Собственно, она чаще снимала недуги и заговаривала, чем нагоняла порчу, поэтому-то ее в отличие от сероглазого колдуна-кузнеца люди уважали. Сами недуги могли и не проходить, но людей настолько завораживал сам ритм этой ворожбы, что они не имели наглости не поверить в ее силу. Заговоров же усохшая старуха за свою жизнь выучила великое множество. Дикция у Марфицы была неважная, и потому смысл не всегда можно было разобрать. Все заговоры она читала едва слышным шёпотом. Эти причитания выгоняли из головы любые мысли, лились дождем и начинали шуршать внутри головы. Зайдет в дом очередного бедолаги и, сморщив зеленовато-желтое лицо, уже с порога запричитает. «Не пришла я в добрый день давать, пришла я недуг вынимать, из рук, из ног, из головы, из мозгов, из бровей, из очей, из всякой жилочки, суставочки. Не сама я недуг вынимаю – пресвятая богородица и все святые, будьте в помочи! Ти ты взялся с полудня, ти ты взялся с обеда, ти ты взялся с вечера, ти ты взялся в ночь, ти ты насланный, ти ты взялся в радощах, я тебя изгоняю, на воды ссылаю, где вода крутит, где люди не ходят, и птахи не летают, и звери не бегают. Там тебе ходить, там тебе гулять, желтой кости не ломать!

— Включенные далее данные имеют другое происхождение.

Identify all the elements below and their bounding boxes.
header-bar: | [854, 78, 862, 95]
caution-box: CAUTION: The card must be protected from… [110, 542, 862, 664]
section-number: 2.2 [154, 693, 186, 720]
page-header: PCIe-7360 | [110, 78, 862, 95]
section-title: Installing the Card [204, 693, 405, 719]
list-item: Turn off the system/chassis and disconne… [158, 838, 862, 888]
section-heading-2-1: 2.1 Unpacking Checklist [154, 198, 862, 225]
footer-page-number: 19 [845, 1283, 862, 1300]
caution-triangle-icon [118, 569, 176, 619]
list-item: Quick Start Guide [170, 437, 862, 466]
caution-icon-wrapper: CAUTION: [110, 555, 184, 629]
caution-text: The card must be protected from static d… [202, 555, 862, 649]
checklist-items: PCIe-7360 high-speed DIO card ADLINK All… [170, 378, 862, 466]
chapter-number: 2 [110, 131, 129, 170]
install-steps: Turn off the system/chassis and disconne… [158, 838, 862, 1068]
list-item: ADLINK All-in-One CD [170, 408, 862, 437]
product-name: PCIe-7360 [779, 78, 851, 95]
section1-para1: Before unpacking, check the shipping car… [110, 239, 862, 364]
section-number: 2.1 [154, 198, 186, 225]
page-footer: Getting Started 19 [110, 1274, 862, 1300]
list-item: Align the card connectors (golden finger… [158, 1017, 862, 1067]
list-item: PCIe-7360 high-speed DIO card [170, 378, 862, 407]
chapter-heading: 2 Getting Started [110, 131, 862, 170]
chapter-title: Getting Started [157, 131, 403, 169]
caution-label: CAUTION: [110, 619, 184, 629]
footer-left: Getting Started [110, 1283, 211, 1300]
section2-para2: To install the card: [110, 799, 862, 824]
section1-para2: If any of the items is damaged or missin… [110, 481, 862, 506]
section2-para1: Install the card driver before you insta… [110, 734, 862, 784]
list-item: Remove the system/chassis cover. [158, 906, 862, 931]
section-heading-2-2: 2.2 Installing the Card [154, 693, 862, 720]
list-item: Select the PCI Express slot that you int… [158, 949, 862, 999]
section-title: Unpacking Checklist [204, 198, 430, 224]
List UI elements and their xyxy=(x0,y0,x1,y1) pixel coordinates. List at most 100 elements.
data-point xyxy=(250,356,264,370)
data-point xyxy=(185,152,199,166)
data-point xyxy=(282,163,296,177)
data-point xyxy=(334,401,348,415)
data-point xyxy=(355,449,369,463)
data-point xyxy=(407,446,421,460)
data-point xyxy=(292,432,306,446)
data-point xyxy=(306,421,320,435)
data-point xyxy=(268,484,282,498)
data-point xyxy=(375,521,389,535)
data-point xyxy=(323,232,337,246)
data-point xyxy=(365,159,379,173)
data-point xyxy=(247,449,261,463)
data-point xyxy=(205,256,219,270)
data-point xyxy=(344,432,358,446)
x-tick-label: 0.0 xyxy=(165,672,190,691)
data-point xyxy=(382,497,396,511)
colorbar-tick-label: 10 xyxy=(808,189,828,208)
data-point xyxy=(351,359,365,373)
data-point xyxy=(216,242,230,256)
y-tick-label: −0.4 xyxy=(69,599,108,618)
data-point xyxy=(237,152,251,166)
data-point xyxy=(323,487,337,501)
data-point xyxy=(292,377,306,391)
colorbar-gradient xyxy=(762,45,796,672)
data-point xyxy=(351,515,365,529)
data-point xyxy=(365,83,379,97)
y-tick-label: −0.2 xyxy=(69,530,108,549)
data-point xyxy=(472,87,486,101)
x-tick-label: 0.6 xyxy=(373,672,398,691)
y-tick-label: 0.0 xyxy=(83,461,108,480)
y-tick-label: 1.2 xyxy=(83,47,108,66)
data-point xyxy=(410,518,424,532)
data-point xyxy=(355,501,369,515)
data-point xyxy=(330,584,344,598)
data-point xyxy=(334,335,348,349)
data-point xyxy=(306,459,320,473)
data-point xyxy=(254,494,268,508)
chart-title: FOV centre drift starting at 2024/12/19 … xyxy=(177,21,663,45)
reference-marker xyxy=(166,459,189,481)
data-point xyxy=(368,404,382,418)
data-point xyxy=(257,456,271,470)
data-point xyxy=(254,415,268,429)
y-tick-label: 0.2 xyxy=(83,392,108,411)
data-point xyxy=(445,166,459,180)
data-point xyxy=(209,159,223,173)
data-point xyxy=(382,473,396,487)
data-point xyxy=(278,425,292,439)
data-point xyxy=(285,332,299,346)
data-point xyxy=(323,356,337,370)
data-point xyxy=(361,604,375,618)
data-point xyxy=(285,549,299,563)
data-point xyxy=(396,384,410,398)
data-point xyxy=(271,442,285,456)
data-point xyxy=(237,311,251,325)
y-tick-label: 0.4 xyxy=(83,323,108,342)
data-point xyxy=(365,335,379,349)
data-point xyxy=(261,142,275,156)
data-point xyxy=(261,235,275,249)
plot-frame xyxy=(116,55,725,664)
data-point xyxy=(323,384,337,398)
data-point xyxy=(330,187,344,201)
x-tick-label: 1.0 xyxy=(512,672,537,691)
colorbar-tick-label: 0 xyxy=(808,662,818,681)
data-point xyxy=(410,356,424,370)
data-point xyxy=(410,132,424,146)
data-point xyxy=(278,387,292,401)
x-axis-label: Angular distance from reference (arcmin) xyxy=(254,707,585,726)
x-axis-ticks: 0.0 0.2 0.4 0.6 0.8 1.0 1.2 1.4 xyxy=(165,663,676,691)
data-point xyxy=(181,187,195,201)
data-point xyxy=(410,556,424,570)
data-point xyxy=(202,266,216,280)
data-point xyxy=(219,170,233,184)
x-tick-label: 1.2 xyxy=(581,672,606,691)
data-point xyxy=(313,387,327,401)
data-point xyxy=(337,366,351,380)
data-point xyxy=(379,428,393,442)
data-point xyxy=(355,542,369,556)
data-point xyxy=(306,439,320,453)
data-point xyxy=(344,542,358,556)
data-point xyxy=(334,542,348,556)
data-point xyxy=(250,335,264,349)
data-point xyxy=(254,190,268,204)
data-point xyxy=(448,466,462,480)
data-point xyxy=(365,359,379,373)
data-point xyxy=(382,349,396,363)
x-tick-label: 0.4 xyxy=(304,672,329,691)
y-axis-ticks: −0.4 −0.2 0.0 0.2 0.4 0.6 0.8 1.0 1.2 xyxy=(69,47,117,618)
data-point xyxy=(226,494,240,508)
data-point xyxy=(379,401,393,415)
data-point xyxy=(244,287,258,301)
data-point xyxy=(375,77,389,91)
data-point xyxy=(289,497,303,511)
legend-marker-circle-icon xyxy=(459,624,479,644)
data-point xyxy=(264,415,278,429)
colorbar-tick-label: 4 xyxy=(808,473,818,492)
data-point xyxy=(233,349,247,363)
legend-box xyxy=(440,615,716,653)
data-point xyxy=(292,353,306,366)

Господи, очисти, Матерь Божия, очисти, мать земля-сыра, очисти, все святые, станьте в помочи!» И так до бесконечности, пока заговоренный не впадал в состояние экстаза и уже переставал соображать, отпустила боль или нет. «Привесь вот еще чесночка головку к крестику нагрудному», – перед уходом наказывала Марфица.